The trademark issued by the China Trademark Office is for the name TALi and covers its TALi Train and TALi Detect products under two acceptance classes: services for education, tutoring, training and education; and medical analysis for the diagnosis and treatment of persons.
TALi Digital managing director Glenn Smith said the trademark registration is a major milestone in the company’s ability to enter markets that present significant opportunities.
“Receiving a trademark in a high value jurisdiction such as China not only helps to protect our intellectual property but allows for increased partner discussions with reputable institutions and organisations in the country,” he said.
Game-based training and assessment
The TALi platform combines evidence-based proprietary algorithms inside game-based programs to assess and strengthen core cognitive performance in early childhood.
TALi Train is a training program that aims to strengthen a child’s ability to maintain concentration, improve learning at school, avoid distractions and prevent impulsive behaviour and fidgeting.

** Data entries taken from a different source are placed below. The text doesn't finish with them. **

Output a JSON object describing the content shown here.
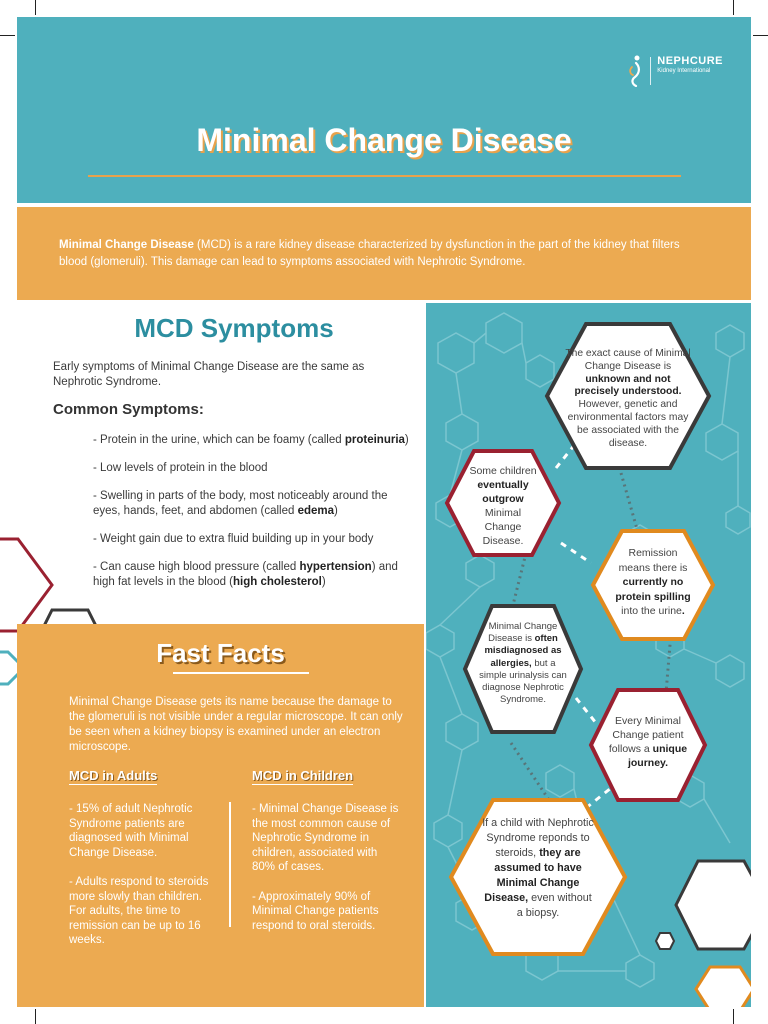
{
  "header": {
    "title": "Minimal Change Disease",
    "logo_name": "NEPHCURE",
    "logo_sub": "Kidney International"
  },
  "intro": {
    "bold_lead": "Minimal Change Disease",
    "text": " (MCD) is a rare kidney disease characterized by dysfunction in the part of the kidney that filters blood (glomeruli). This damage can lead to symptoms associated with Nephrotic Syndrome."
  },
  "symptoms": {
    "title": "MCD Symptoms",
    "lead": "Early symptoms of Minimal Change Disease are the same as Nephrotic Syndrome.",
    "common_heading": "Common Symptoms:",
    "items": [
      {
        "text": "- Protein in the urine, which can be foamy (called ",
        "bold": "proteinuria",
        "after": ")"
      },
      {
        "text": "- Low levels of protein in the blood",
        "bold": "",
        "after": ""
      },
      {
        "text": "- Swelling in parts of the body, most noticeably around the eyes, hands, feet, and abdomen (called ",
        "bold": "edema",
        "after": ")"
      },
      {
        "text": "- Weight gain due to extra fluid building up in your body",
        "bold": "",
        "after": ""
      },
      {
        "text": "- Can cause high blood pressure (called ",
        "bold": "hypertension",
        "after": ") and high fat levels in the blood (",
        "bold2": "high cholesterol",
        "after2": ")"
      }
    ]
  },
  "facts": {
    "title": "Fast Facts",
    "intro": "Minimal Change Disease gets its name because the damage to the glomeruli is not visible under a regular microscope. It can only be seen when a kidney biopsy is examined under an electron microscope.",
    "adults_heading": "MCD in Adults",
    "adults": [
      "- 15% of adult Nephrotic Syndrome patients are diagnosed with Minimal Change Disease.",
      "- Adults respond to steroids more slowly than children. For adults, the time to remission can be up to 16 weeks."
    ],
    "children_heading": "MCD in Children",
    "children": [
      "- Minimal Change Disease is the most common cause of Nephrotic Syndrome in children, associated with 80% of cases.",
      "- Approximately 90% of Minimal Change patients respond to oral steroids."
    ]
  },
  "hexagons": {
    "h1": {
      "a": "The exact cause of Minimal Change Disease is ",
      "b": "unknown and not precisely understood.",
      "c": " However, genetic and environmental factors may be associated with the disease."
    },
    "h2": {
      "a": "Some children ",
      "b": "eventually outgrow",
      "c": " Minimal Change Disease."
    },
    "h3": {
      "a": "Remission means there is ",
      "b": "currently no protein spilling",
      "c": " into the urine",
      "d": "."
    },
    "h4": {
      "a": "Minimal Change Disease is ",
      "b": "often misdiagnosed as allergies,",
      "c": " but a simple urinalysis can diagnose Nephrotic Syndrome."
    },
    "h5": {
      "a": "Every Minimal Change patient follows a ",
      "b": "unique journey."
    },
    "h6": {
      "a": "If a child with Nephrotic Syndrome reponds to steroids, ",
      "b": "they are assumed to have Minimal Change Disease,",
      "c": " even without a biopsy."
    }
  },
  "colors": {
    "teal": "#4fb0bd",
    "orange": "#ecaa51",
    "maroon": "#9a2131",
    "dark": "#3a3a3a"
  }
}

TALi Detect is a game-based tool that compiles a detailed attention profile, outlining attentional strengths and weaknesses and mapping the user’s abilities against an average result.
Last week, the company revealed findings from an early release program involving 1,000 Victorian primary school-aged children that detected almost 14% of participants may require attention enhancement assistance.
Market potential in China
TALi considers China as a potentially high value market for its TALi Detect and TALi Train products, since around one in every 100 children, or 1% of all children in the country have autism spectrum disorder.
According to the company, there are about 249 million children between the ages of zero to 14 in China, which equates to about 2.5 million children likely to have ASD that could potentially benefit from TALi’s technology.
The company has already built a language translation engine, which will allow for the seamless translation of all TALi programs initially to Mandarin.
The company said it will activate quality assurance with China-based personnel shortly so the deployment of TALi in Mandarin can commence “in line with the objectives of potential partners”.